Twenty-five men have died by court-ordered execution so far this year in the U.S., and nine other people are scheduled to be put to death in six states during the remainder of 2025.
Michael B. Bell is scheduled to be executed in Florida on Tuesday. Alabama, Missouri, Tennessee, Texas and Utah have also scheduled executions for later this year.
The most recent executions took place in Mississippi and Florida. Executions also have been carried out this year in Alabama, Arizona, Indiana, Louisiana, Oklahoma, South Carolina, Tennessee and Texas.
Twenty-five executions were also carried out last year and in 2018. Those are the highest totals since there were 28 in 2015.
Here's a look at recent executions and those scheduled for the rest of the year, by state:
Florida
Bell, 54, is scheduled to be executed Tuesday for fatally shooting a man and woman outside a Jacksonville bar as part of an attempted revenge killing. Bell was convicted in 1995 and sentenced to death for the murders of Jimmy West and Tamecka Smith.
Edward J. Zakrzewski is scheduled to be put to death on July 31 for killing his wife and two young children in 1994 after she sought a divorce.
He eventually turned himself into law enforcement after the case was profiled on the television show “Unsolved Mysteries."
Tennessee
Byron Black, 69, is scheduled to die by lethal injection on Aug. 5. Black was convicted in 1989 of three counts of first-degree murder for the shooting deaths of his girlfriend, Angela Clay, and her two daughters in Nashville.
Black's lawyers have asked a judge to require the Tennessee Department of Correction to deactivate an implanted defibrillation device similar to a pacemaker in the moments before his execution. A ruling in their favor could delay the execution until the state finds someone willing to do the deactivation.
Meanwhile, they are asking the state Supreme Court level to order a lower court to consider their claim that Black is incompetent to be executed.
Harold Nichols, 64, is also scheduled to die by lethal injection on Dec. 11. Nichols was convicted of rape and first-degree felony murder in the 1988 death of Karen Pulley in Hamilton County.
Alabama
David Lee Roberts, 59, is scheduled to be put to death with nitrogen gas on Aug. 21.
Roberts was convicted of killing Annetra Jones in 1992 while he was a houseguest at Jones’ boyfriend’s home in Marion County. Prosecutors said Roberts packed his belongings, stole money and shot Jones three times in the head with a .22 caliber rifle while she slept on the couch. Roberts poured gasoline or another flammable liquid on Jones’ body and the floor, setting fire to the home to hide evidence.
If carried out, it would be the nation’s seventh execution by nitrogen gas, a method Alabama began using last year as an alternative to lethal injection. The method involves supplying nitrogen gas via a respirator mask to an inmate, causing the person to lose consciousness and die from a lack of oxygen.
Geoffrey T. West, 49, is scheduled to die by nitrogen gas on Sept. 25 for the killing of convenience store clerk Margaret Parrish Berry during a 1997 robbery in Attalla.
Utah
Ralph Leroy Menzies, 67, is scheduled to die by firing squad on Sept. 5. He would become only the sixth U.S. prisoner executed by firing squad since 1977.

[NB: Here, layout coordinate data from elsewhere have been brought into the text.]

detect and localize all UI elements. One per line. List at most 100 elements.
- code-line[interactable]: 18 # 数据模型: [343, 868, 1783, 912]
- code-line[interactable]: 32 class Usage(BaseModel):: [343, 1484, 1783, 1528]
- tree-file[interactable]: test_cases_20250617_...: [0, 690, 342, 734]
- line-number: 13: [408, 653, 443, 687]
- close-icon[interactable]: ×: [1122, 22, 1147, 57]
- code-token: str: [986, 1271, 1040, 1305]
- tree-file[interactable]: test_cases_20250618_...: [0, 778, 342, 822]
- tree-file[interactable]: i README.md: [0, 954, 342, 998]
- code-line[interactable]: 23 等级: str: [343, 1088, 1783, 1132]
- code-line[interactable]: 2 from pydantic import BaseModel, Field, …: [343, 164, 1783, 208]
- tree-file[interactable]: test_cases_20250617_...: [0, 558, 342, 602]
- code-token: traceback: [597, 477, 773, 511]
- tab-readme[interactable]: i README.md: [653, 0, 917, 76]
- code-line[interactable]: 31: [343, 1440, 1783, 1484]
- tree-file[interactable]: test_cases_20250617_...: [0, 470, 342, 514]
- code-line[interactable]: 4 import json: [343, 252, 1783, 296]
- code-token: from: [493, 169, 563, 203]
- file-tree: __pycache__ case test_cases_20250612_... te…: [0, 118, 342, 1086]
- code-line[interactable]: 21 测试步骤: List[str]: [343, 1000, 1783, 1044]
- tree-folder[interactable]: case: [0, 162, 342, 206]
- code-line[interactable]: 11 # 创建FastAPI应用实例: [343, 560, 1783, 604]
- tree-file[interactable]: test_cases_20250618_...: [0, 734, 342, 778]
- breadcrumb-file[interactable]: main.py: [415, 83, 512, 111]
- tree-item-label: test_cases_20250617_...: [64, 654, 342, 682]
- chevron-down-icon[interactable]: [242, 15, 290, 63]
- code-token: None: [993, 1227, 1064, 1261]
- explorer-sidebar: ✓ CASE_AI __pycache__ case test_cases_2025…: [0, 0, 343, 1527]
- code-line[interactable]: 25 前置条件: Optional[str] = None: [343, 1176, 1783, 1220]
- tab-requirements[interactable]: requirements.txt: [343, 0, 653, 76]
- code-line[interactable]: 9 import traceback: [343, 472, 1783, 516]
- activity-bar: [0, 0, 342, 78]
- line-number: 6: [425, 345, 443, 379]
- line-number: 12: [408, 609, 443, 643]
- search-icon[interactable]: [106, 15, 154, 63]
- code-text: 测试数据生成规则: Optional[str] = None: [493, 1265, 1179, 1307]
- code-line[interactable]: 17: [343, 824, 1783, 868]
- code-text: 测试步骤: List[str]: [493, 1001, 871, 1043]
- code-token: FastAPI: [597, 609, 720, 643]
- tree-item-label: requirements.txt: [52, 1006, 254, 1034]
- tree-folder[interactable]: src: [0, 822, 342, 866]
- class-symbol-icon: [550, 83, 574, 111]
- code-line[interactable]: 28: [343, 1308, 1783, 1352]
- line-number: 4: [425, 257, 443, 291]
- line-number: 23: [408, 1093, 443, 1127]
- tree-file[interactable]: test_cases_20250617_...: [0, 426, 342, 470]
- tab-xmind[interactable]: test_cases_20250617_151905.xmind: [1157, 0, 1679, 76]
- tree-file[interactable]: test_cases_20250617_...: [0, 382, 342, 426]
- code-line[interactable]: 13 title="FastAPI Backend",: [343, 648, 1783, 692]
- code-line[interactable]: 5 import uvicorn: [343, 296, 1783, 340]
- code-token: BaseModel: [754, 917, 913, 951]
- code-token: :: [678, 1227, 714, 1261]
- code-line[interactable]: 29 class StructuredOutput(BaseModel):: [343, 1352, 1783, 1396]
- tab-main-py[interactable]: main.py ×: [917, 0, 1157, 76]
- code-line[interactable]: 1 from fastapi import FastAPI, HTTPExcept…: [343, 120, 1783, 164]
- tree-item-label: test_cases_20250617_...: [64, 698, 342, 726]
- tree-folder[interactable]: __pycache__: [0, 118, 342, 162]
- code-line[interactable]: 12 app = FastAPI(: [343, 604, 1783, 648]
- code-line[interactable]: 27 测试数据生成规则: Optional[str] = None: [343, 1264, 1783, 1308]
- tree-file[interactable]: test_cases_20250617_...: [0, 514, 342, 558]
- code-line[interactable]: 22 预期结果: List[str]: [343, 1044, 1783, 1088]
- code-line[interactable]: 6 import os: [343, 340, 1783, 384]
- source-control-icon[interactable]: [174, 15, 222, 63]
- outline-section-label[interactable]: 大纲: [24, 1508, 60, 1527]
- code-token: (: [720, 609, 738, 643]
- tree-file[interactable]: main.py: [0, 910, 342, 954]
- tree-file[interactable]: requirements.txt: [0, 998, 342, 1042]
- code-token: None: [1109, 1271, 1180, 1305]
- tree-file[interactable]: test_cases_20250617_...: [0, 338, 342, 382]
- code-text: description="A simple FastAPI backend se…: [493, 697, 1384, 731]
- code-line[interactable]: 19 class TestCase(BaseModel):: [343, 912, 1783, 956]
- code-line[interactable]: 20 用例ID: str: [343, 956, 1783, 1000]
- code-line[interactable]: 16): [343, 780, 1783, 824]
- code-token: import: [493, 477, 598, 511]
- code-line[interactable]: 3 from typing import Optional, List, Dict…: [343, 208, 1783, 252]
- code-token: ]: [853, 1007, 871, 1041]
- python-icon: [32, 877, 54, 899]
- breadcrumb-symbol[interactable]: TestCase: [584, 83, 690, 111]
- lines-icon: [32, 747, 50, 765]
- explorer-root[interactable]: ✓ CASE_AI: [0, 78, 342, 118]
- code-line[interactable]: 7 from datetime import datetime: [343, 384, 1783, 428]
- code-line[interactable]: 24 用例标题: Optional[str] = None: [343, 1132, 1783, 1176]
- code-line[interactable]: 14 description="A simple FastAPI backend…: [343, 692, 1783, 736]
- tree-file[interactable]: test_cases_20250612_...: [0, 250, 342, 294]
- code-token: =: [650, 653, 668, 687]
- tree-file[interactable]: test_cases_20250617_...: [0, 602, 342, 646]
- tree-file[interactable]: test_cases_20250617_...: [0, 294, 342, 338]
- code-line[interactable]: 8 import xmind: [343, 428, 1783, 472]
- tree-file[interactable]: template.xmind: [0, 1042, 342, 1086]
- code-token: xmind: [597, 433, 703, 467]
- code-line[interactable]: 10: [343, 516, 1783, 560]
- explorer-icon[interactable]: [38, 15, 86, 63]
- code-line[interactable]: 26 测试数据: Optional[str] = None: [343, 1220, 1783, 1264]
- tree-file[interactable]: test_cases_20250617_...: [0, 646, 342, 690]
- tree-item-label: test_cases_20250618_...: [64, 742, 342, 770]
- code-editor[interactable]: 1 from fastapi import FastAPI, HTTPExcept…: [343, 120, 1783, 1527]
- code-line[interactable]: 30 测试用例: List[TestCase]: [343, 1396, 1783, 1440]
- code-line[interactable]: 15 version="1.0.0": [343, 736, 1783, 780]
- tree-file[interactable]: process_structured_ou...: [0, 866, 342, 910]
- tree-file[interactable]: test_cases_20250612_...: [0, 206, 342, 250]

Menzies, who has dementia, has been on death row for 37 years for abducting and killing Utah mother of three Maurine Hunsaker, 26, in 1986.
Judge Matthew Bates signed the death warrant a month after he ruled Menzies “consistently and rationally” understands why he is facing execution despite recent cognitive decline. Attorneys for Menzies have petitioned the court for a reassessment, but Bates said the pending appeal was not a basis to stop him from setting a date.
Bates has scheduled a July 23 hearing to evaluate a new competency petition for Menzies.
Texas
Blaine Milam, 35, is scheduled to die by lethal injection on Sept. 25. Milam was convicted of killing his girlfriend’s 13-month-old daughter during what the couple had said was part of an “exorcism” in Rusk County in East Texas in December 2008.
Milam’s girlfriend, Jesseca Carson, was also convicted of capital murder and sentenced to life in prison without parole.
Missouri
Lance C. Shockley is scheduled to be executed on Oct. 14, according to the nonprofit Death Penalty Information Center.
Shockley was found guilty of first-degree murder in the death of Missouri State Highway Patrol Sgt. Dewayne Graham outside his home in Carter County in March 2005.
Testimony at the trial indicated Graham was killed because he was investigating Shockley for involuntary manslaughter and leaving the scene of an accident.
Ohio
Earlier this year, Republican Gov. Mike DeWine postponed five executions scheduled for 2025. All five have been delayed until 2028.
In postponing the executions, DeWine has cited the state’s inability to secure the drugs used in lethal injections due to pharmaceutical suppliers’ unwillingness.
DeWine has said that he does not anticipate any further executions will happen during his term, which runs through 2026.